10. Les dispositions de l'article L. 761-1 du code de justice administrative font obstacle à ce que soit mise à la charge de l'Agence de services et de paiement, qui n'est pas dans la présente instance la partie perdante, la somme demandée par M. C..., au titre des frais exposés par lui et non compris dans les dépens. Par ailleurs, il n'y a pas lieu, dans les circonstances de l'espèce, de mettre à la charge de M. C... la somme demandée par l'Agence de services et de paiement au même titre.
DECIDE :
Article 1er : La requête de M. C... est rejetée.
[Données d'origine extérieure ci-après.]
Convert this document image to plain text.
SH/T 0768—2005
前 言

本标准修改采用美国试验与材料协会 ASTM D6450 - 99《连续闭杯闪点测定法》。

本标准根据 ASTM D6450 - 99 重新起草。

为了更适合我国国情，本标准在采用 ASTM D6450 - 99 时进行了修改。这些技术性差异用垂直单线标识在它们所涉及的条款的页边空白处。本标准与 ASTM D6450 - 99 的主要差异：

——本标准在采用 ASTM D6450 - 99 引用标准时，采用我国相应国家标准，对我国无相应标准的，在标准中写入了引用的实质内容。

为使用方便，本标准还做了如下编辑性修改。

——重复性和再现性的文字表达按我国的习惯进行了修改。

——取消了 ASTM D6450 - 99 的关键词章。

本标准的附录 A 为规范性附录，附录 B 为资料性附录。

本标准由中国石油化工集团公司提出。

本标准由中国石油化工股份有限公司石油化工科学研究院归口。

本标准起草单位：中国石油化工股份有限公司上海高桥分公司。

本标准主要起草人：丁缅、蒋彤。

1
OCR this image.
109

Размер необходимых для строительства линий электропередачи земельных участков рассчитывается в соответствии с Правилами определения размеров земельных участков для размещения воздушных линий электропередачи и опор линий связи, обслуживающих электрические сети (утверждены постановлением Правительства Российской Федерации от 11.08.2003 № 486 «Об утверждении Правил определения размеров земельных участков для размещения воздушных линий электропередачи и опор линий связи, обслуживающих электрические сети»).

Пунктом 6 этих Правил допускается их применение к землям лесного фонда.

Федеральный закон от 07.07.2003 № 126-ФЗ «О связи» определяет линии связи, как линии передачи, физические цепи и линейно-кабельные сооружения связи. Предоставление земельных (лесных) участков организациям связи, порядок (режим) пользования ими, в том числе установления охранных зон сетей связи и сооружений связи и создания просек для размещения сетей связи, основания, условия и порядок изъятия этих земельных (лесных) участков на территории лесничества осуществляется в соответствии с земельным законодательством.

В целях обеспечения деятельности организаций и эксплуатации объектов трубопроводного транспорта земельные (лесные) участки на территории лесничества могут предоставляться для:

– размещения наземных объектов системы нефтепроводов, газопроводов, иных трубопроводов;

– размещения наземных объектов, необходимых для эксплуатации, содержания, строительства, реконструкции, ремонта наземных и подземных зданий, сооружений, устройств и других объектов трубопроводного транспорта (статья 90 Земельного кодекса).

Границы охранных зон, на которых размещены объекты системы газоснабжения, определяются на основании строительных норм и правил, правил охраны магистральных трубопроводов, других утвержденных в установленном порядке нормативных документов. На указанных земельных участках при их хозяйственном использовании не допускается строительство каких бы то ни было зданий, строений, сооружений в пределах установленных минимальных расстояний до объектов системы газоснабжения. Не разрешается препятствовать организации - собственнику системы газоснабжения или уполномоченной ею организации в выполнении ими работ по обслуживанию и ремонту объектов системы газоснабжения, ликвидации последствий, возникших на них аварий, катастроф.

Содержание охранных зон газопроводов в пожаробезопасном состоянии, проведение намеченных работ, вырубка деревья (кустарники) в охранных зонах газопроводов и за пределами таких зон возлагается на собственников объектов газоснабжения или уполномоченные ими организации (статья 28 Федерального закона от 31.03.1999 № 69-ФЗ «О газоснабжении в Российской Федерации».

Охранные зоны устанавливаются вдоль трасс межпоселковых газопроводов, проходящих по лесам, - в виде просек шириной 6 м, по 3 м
Article 2 : Les conclusions de l'Agence de services et de paiement tendant à l'application des dispositions de l'article L. 761-1 du code de justice administrative sont rejetées.
Article 3 : Le présent arrêt sera notifié à M. A... C... et à l'Agence de services et de paiement.
Délibéré après l'audience du 19 octobre 2021 à laquelle siégeaient :
Mme Evelyne Balzamo, présidente,
M. Dominique Ferrari, président-assesseur,
M. Michaël Kauffmann, premier conseiller.
Rendu public par mise à disposition au greffe le 23 novembre 2021.
Le rapporteur,
Michaël Kauffmann La présidente,
Evelyne BalzamoLa greffière,
Camille Péan
La République mande et ordonne au ministre de l'agriculture et de l'alimentation et au ministre du travail, de l'emploi et de l'insertion, en ce qui les concerne, et à tous huissiers de justice à ce requis, en ce qui concerne les voies de droit commun contre les parties privées, de pourvoir à l'exécution du présent arrêt.